AIは導入して終わりではありません。定期的に以下をチェックしましょう。

  • AIが正しく回答できているか(正答率)
  • お客様がAIの回答に満足しているか(満足度調査)
  • AIが対応できずにエスカレーションされた案件の内容(AIの学習に反映)

これらのデータをもとに、AIの学習データを更新・改善していくことで、回答精度は継続的に向上します。

導入ロードマップ

カスタマーサポートのAI化は、以下の3段階で進めましょう。

Phase 1:FAQ自動応答(導入目安:1〜2ヶ月)

最もリスクが低く、効果がすぐに見える段階です。

まずは自社のFAQデータをAIに学習させ、定型質問への自動応答から始めましょう。
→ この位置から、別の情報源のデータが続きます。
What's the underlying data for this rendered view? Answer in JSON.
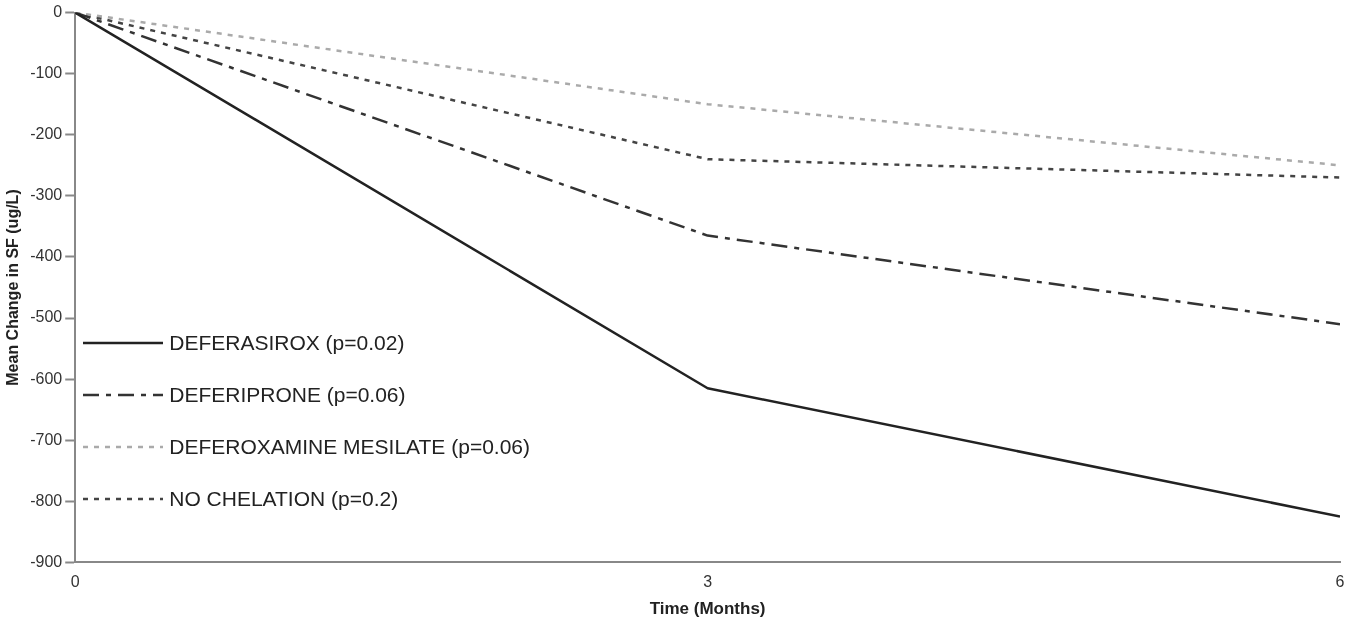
{
  "chart_data": {
    "type": "line",
    "xlabel": "Time (Months)",
    "ylabel": "Mean Change in SF (ug/L)",
    "x": [
      0,
      3,
      6
    ],
    "xlim": [
      0,
      6
    ],
    "xticks": [
      0,
      3,
      6
    ],
    "ylim": [
      -900,
      0
    ],
    "yticks": [
      -900,
      -800,
      -700,
      -600,
      -500,
      -400,
      -300,
      -200,
      -100,
      0
    ],
    "grid": false,
    "legend": "bottom left",
    "marker": "none",
    "series": [
      {
        "name": "DEFERASIROX (p=0.02)",
        "color": "#222222",
        "line_style": "solid",
        "values": [
          0,
          -615,
          -825
        ]
      },
      {
        "name": "DEFERIPRONE (p=0.06)",
        "color": "#333333",
        "line_style": "dashed",
        "values": [
          0,
          -365,
          -510
        ]
      },
      {
        "name": "DEFEROXAMINE MESILATE (p=0.06)",
        "color": "#aaaaaa",
        "line_style": "dotted",
        "values": [
          0,
          -150,
          -250
        ]
      },
      {
        "name": "NO CHELATION (p=0.2)",
        "color": "#444444",
        "line_style": "dotted",
        "values": [
          0,
          -240,
          -270
        ]
      }
    ]
  }
}
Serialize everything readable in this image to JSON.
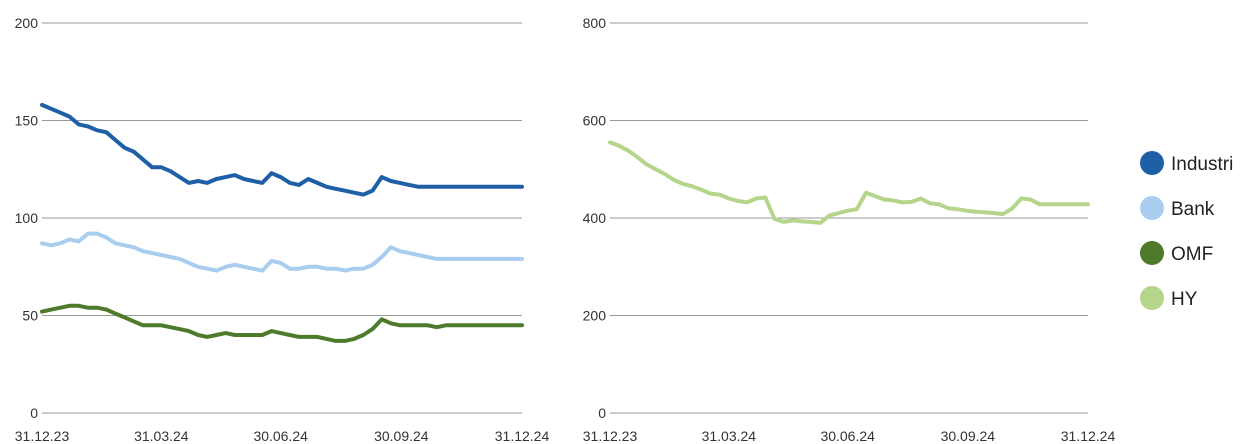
{
  "chart_data": [
    {
      "type": "line",
      "title": "",
      "xlabel": "",
      "ylabel": "",
      "ylim": [
        0,
        200
      ],
      "yticks": [
        0,
        50,
        100,
        150,
        200
      ],
      "xticks": [
        "31.12.23",
        "31.03.24",
        "30.06.24",
        "30.09.24",
        "31.12.24"
      ],
      "grid": true,
      "x": [
        "2023-12-31",
        "2024-01-07",
        "2024-01-14",
        "2024-01-21",
        "2024-01-28",
        "2024-02-04",
        "2024-02-11",
        "2024-02-18",
        "2024-02-25",
        "2024-03-03",
        "2024-03-10",
        "2024-03-17",
        "2024-03-24",
        "2024-03-31",
        "2024-04-07",
        "2024-04-14",
        "2024-04-21",
        "2024-04-28",
        "2024-05-05",
        "2024-05-12",
        "2024-05-19",
        "2024-05-26",
        "2024-06-02",
        "2024-06-09",
        "2024-06-16",
        "2024-06-23",
        "2024-06-30",
        "2024-07-07",
        "2024-07-14",
        "2024-07-21",
        "2024-07-28",
        "2024-08-04",
        "2024-08-11",
        "2024-08-18",
        "2024-08-25",
        "2024-09-01",
        "2024-09-08",
        "2024-09-15",
        "2024-09-22",
        "2024-09-29",
        "2024-10-06",
        "2024-10-13",
        "2024-10-20",
        "2024-10-27",
        "2024-11-03",
        "2024-11-10",
        "2024-11-17",
        "2024-11-24",
        "2024-12-01",
        "2024-12-08",
        "2024-12-15",
        "2024-12-22",
        "2024-12-31"
      ],
      "series": [
        {
          "name": "Industri",
          "color": "#1f5fa6",
          "values": [
            158,
            156,
            154,
            152,
            148,
            147,
            145,
            144,
            140,
            136,
            134,
            130,
            126,
            126,
            124,
            121,
            118,
            119,
            118,
            120,
            121,
            122,
            120,
            119,
            118,
            123,
            121,
            118,
            117,
            120,
            118,
            116,
            115,
            114,
            113,
            112,
            114,
            121,
            119,
            118,
            117,
            116,
            116,
            116,
            116,
            116,
            116,
            116,
            116,
            116,
            116,
            116,
            116
          ]
        },
        {
          "name": "Bank",
          "color": "#a9cdef",
          "values": [
            87,
            86,
            87,
            89,
            88,
            92,
            92,
            90,
            87,
            86,
            85,
            83,
            82,
            81,
            80,
            79,
            77,
            75,
            74,
            73,
            75,
            76,
            75,
            74,
            73,
            78,
            77,
            74,
            74,
            75,
            75,
            74,
            74,
            73,
            74,
            74,
            76,
            80,
            85,
            83,
            82,
            81,
            80,
            79,
            79,
            79,
            79,
            79,
            79,
            79,
            79,
            79,
            79
          ]
        },
        {
          "name": "OMF",
          "color": "#4e7a2c",
          "values": [
            52,
            53,
            54,
            55,
            55,
            54,
            54,
            53,
            51,
            49,
            47,
            45,
            45,
            45,
            44,
            43,
            42,
            40,
            39,
            40,
            41,
            40,
            40,
            40,
            40,
            42,
            41,
            40,
            39,
            39,
            39,
            38,
            37,
            37,
            38,
            40,
            43,
            48,
            46,
            45,
            45,
            45,
            45,
            44,
            45,
            45,
            45,
            45,
            45,
            45,
            45,
            45,
            45
          ]
        }
      ]
    },
    {
      "type": "line",
      "title": "",
      "xlabel": "",
      "ylabel": "",
      "ylim": [
        0,
        800
      ],
      "yticks": [
        0,
        200,
        400,
        600,
        800
      ],
      "xticks": [
        "31.12.23",
        "31.03.24",
        "30.06.24",
        "30.09.24",
        "31.12.24"
      ],
      "grid": true,
      "x": [
        "2023-12-31",
        "2024-01-07",
        "2024-01-14",
        "2024-01-21",
        "2024-01-28",
        "2024-02-04",
        "2024-02-11",
        "2024-02-18",
        "2024-02-25",
        "2024-03-03",
        "2024-03-10",
        "2024-03-17",
        "2024-03-24",
        "2024-03-31",
        "2024-04-07",
        "2024-04-14",
        "2024-04-21",
        "2024-04-28",
        "2024-05-05",
        "2024-05-12",
        "2024-05-19",
        "2024-05-26",
        "2024-06-02",
        "2024-06-09",
        "2024-06-16",
        "2024-06-23",
        "2024-06-30",
        "2024-07-07",
        "2024-07-14",
        "2024-07-21",
        "2024-07-28",
        "2024-08-04",
        "2024-08-11",
        "2024-08-18",
        "2024-08-25",
        "2024-09-01",
        "2024-09-08",
        "2024-09-15",
        "2024-09-22",
        "2024-09-29",
        "2024-10-06",
        "2024-10-13",
        "2024-10-20",
        "2024-10-27",
        "2024-11-03",
        "2024-11-10",
        "2024-11-17",
        "2024-11-24",
        "2024-12-01",
        "2024-12-08",
        "2024-12-15",
        "2024-12-22",
        "2024-12-31"
      ],
      "series": [
        {
          "name": "HY",
          "color": "#b4d58a",
          "values": [
            555,
            548,
            538,
            525,
            510,
            500,
            490,
            478,
            470,
            465,
            458,
            450,
            448,
            440,
            435,
            432,
            440,
            442,
            398,
            392,
            395,
            393,
            392,
            390,
            405,
            410,
            415,
            418,
            452,
            445,
            438,
            436,
            432,
            433,
            440,
            430,
            428,
            420,
            418,
            415,
            413,
            412,
            410,
            408,
            420,
            440,
            438,
            428,
            428,
            428,
            428,
            428,
            428
          ]
        }
      ]
    }
  ],
  "legend": {
    "placement": "right",
    "items": [
      {
        "label": "Industri",
        "color": "#1f5fa6"
      },
      {
        "label": "Bank",
        "color": "#a9cdef"
      },
      {
        "label": "OMF",
        "color": "#4e7a2c"
      },
      {
        "label": "HY",
        "color": "#b4d58a"
      }
    ]
  }
}
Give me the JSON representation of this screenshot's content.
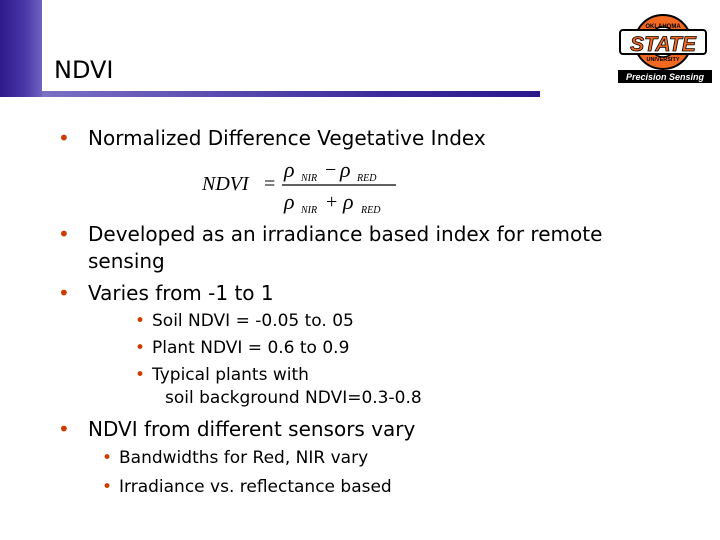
{
  "slide": {
    "title": "NDVI",
    "logo": {
      "top_text": "OKLAHOMA",
      "main_text": "STATE",
      "sub_text": "UNIVERSITY",
      "banner_text": "Precision Sensing",
      "color_orange": "#f26a21",
      "color_black": "#000000"
    },
    "accent_color": "#2e1a8a",
    "bullet_color": "#cc3d00"
  },
  "content": {
    "bullet1": "Normalized Difference Vegetative Index",
    "formula": {
      "lhs": "NDVI",
      "symbol": "ρ",
      "sub_nir": "NIR",
      "sub_red": "RED"
    },
    "bullet2_line1": "Developed as an irradiance based index for remote",
    "bullet2_line2": "sensing",
    "bullet3": "Varies from -1 to 1",
    "sub_bullets_ranges": [
      "Soil NDVI = -0.05 to. 05",
      "Plant NDVI  = 0.6 to 0.9",
      "Typical plants with"
    ],
    "typical_line2": "soil background NDVI=0.3-0.8",
    "bullet4": "NDVI from different sensors vary",
    "sub_bullets_sensors": [
      "Bandwidths for Red, NIR vary",
      "Irradiance vs. reflectance based"
    ]
  }
}
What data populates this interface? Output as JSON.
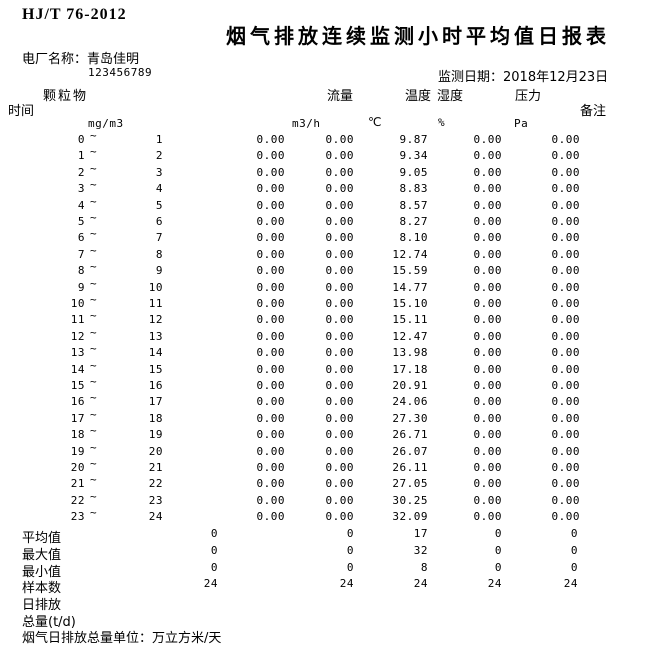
{
  "header": {
    "standard": "HJ/T 76-2012",
    "title": "烟气排放连续监测小时平均值日报表",
    "plant_label": "电厂名称：",
    "plant_name": "青岛佳明",
    "tick_mark": "`",
    "plant_code": "123456789",
    "date_label": "监测日期：",
    "date_value": "2018年12月23日"
  },
  "table": {
    "time_header": "时间",
    "remark_header": "备注",
    "tilde": "~",
    "columns": [
      {
        "label": "颗粒物",
        "unit": "mg/m3"
      },
      {
        "label": "流量",
        "unit": "m3/h"
      },
      {
        "label": "温度",
        "unit": "℃"
      },
      {
        "label": "湿度",
        "unit": "%"
      },
      {
        "label": "压力",
        "unit": "Pa"
      }
    ],
    "hourly_rows": [
      {
        "from": "0",
        "to": "1",
        "values": [
          "0.00",
          "0.00",
          "9.87",
          "0.00",
          "0.00"
        ]
      },
      {
        "from": "1",
        "to": "2",
        "values": [
          "0.00",
          "0.00",
          "9.34",
          "0.00",
          "0.00"
        ]
      },
      {
        "from": "2",
        "to": "3",
        "values": [
          "0.00",
          "0.00",
          "9.05",
          "0.00",
          "0.00"
        ]
      },
      {
        "from": "3",
        "to": "4",
        "values": [
          "0.00",
          "0.00",
          "8.83",
          "0.00",
          "0.00"
        ]
      },
      {
        "from": "4",
        "to": "5",
        "values": [
          "0.00",
          "0.00",
          "8.57",
          "0.00",
          "0.00"
        ]
      },
      {
        "from": "5",
        "to": "6",
        "values": [
          "0.00",
          "0.00",
          "8.27",
          "0.00",
          "0.00"
        ]
      },
      {
        "from": "6",
        "to": "7",
        "values": [
          "0.00",
          "0.00",
          "8.10",
          "0.00",
          "0.00"
        ]
      },
      {
        "from": "7",
        "to": "8",
        "values": [
          "0.00",
          "0.00",
          "12.74",
          "0.00",
          "0.00"
        ]
      },
      {
        "from": "8",
        "to": "9",
        "values": [
          "0.00",
          "0.00",
          "15.59",
          "0.00",
          "0.00"
        ]
      },
      {
        "from": "9",
        "to": "10",
        "values": [
          "0.00",
          "0.00",
          "14.77",
          "0.00",
          "0.00"
        ]
      },
      {
        "from": "10",
        "to": "11",
        "values": [
          "0.00",
          "0.00",
          "15.10",
          "0.00",
          "0.00"
        ]
      },
      {
        "from": "11",
        "to": "12",
        "values": [
          "0.00",
          "0.00",
          "15.11",
          "0.00",
          "0.00"
        ]
      },
      {
        "from": "12",
        "to": "13",
        "values": [
          "0.00",
          "0.00",
          "12.47",
          "0.00",
          "0.00"
        ]
      },
      {
        "from": "13",
        "to": "14",
        "values": [
          "0.00",
          "0.00",
          "13.98",
          "0.00",
          "0.00"
        ]
      },
      {
        "from": "14",
        "to": "15",
        "values": [
          "0.00",
          "0.00",
          "17.18",
          "0.00",
          "0.00"
        ]
      },
      {
        "from": "15",
        "to": "16",
        "values": [
          "0.00",
          "0.00",
          "20.91",
          "0.00",
          "0.00"
        ]
      },
      {
        "from": "16",
        "to": "17",
        "values": [
          "0.00",
          "0.00",
          "24.06",
          "0.00",
          "0.00"
        ]
      },
      {
        "from": "17",
        "to": "18",
        "values": [
          "0.00",
          "0.00",
          "27.30",
          "0.00",
          "0.00"
        ]
      },
      {
        "from": "18",
        "to": "19",
        "values": [
          "0.00",
          "0.00",
          "26.71",
          "0.00",
          "0.00"
        ]
      },
      {
        "from": "19",
        "to": "20",
        "values": [
          "0.00",
          "0.00",
          "26.07",
          "0.00",
          "0.00"
        ]
      },
      {
        "from": "20",
        "to": "21",
        "values": [
          "0.00",
          "0.00",
          "26.11",
          "0.00",
          "0.00"
        ]
      },
      {
        "from": "21",
        "to": "22",
        "values": [
          "0.00",
          "0.00",
          "27.05",
          "0.00",
          "0.00"
        ]
      },
      {
        "from": "22",
        "to": "23",
        "values": [
          "0.00",
          "0.00",
          "30.25",
          "0.00",
          "0.00"
        ]
      },
      {
        "from": "23",
        "to": "24",
        "values": [
          "0.00",
          "0.00",
          "32.09",
          "0.00",
          "0.00"
        ]
      }
    ],
    "summary_rows": [
      {
        "label": "平均值",
        "values": [
          "0",
          "0",
          "17",
          "0",
          "0"
        ]
      },
      {
        "label": "最大值",
        "values": [
          "0",
          "0",
          "32",
          "0",
          "0"
        ]
      },
      {
        "label": "最小值",
        "values": [
          "0",
          "0",
          "8",
          "0",
          "0"
        ]
      },
      {
        "label": "样本数",
        "values": [
          "24",
          "24",
          "24",
          "24",
          "24"
        ]
      },
      {
        "label": "日排放",
        "values": [
          "",
          "",
          "",
          "",
          ""
        ]
      },
      {
        "label": "总量(t/d)",
        "values": [
          "",
          "",
          "",
          "",
          ""
        ]
      }
    ],
    "footnote": "烟气日排放总量单位：万立方米/天"
  }
}
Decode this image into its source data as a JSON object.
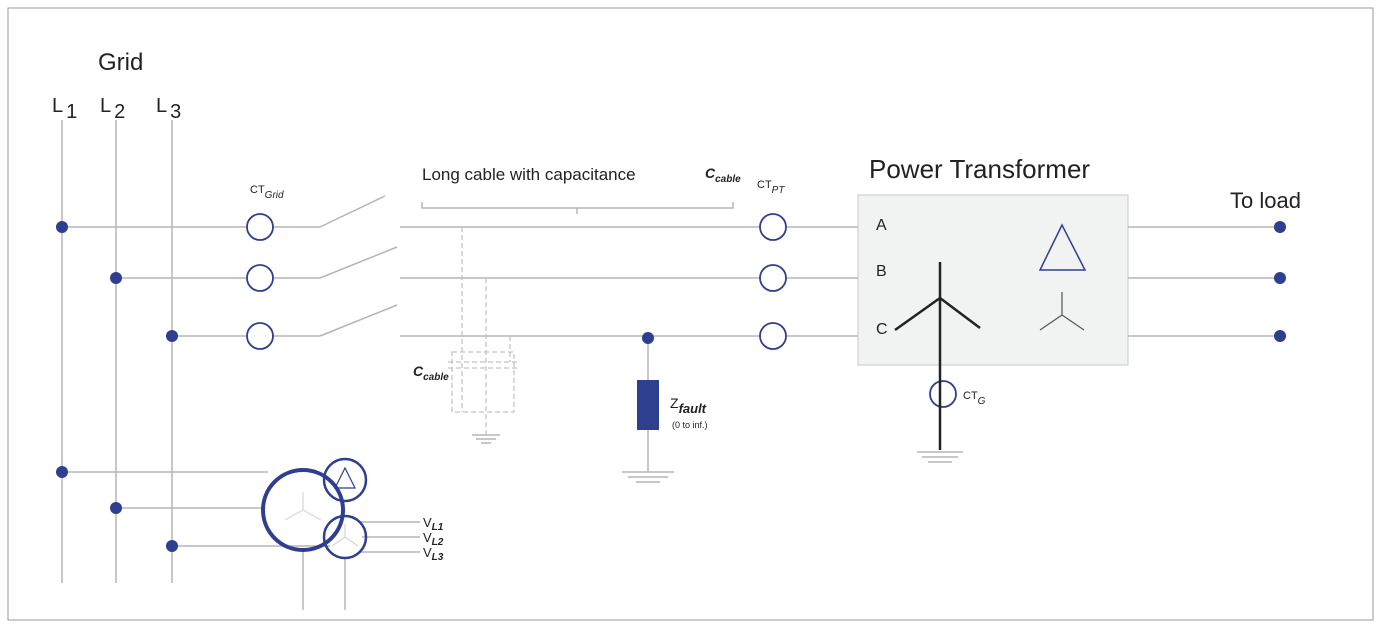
{
  "title": "Grid",
  "lines": [
    {
      "main": "L",
      "sub": "1"
    },
    {
      "main": "L",
      "sub": "2"
    },
    {
      "main": "L",
      "sub": "3"
    }
  ],
  "current_transformers": [
    {
      "main": "CT",
      "sub": "Grid"
    },
    {
      "main": "CT",
      "sub": "PT"
    },
    {
      "main": "CT",
      "sub": "G"
    }
  ],
  "cable": {
    "label": "Long cable with capacitance",
    "capacitance": {
      "main": "C",
      "sub": "cable"
    },
    "capacitor": {
      "main": "C",
      "sub": "cable"
    }
  },
  "transformer": {
    "title": "Power Transformer",
    "phases": [
      "A",
      "B",
      "C"
    ]
  },
  "load": "To load",
  "fault": {
    "main": "Z",
    "sub": "fault",
    "range": "(0 to inf.)"
  },
  "voltages": [
    {
      "main": "V",
      "sub": "L1"
    },
    {
      "main": "V",
      "sub": "L2"
    },
    {
      "main": "V",
      "sub": "L3"
    }
  ]
}
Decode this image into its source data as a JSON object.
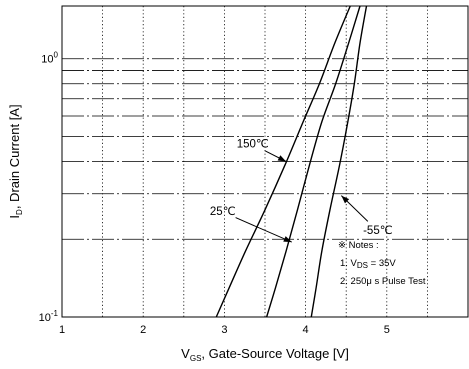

お客様の反応を見ながら、回答の精度を調整していきます。

Phase 2:CRM連携によるパーソナライズ対応(導入目安:3〜4ヶ月)

顧客情報を活用した個別対応で、サポート品質が大きく向上します。

Phase 1のAIチャットボットをCRMや注文管理システムと連携させ、お客様ごとにパーソナライズされた対応を実現します。

Phase 3:AIエージェントによる自律型サポート(導入目安:6ヶ月〜)

AIが問い合わせの受付から解決まで自律的に行う体制を構築します。

返品処理、予約変更、請求対応などの手続き系業務をAIエージェントに任せ、人間はクレーム対応や複雑案件に特化します。

まとめ──AI化は「コスト削減」と「顧客満足度向上」の両立

カスタマーサポートのAI化がもたらす効果は、「コスト削減」だけではありません。

  • お客様にとって:24時間即座に回答が得られる、待たされない
  • サポートスタッフにとって:定型質問から解放され、やりがいのある業務に集中できる
  • 経営者にとって:人件費を抑えながら、サポート品質を維持・向上できる

つまり、お客様・スタッフ・経営者の全員にとってメリットがあるのが、カスタマーサポートのAI化です。

まずはFAQ自動応答から始めて、段階的にAIの対応範囲を広げていく。この地道なステップが、サポートの質と効率を着実に高めていきます。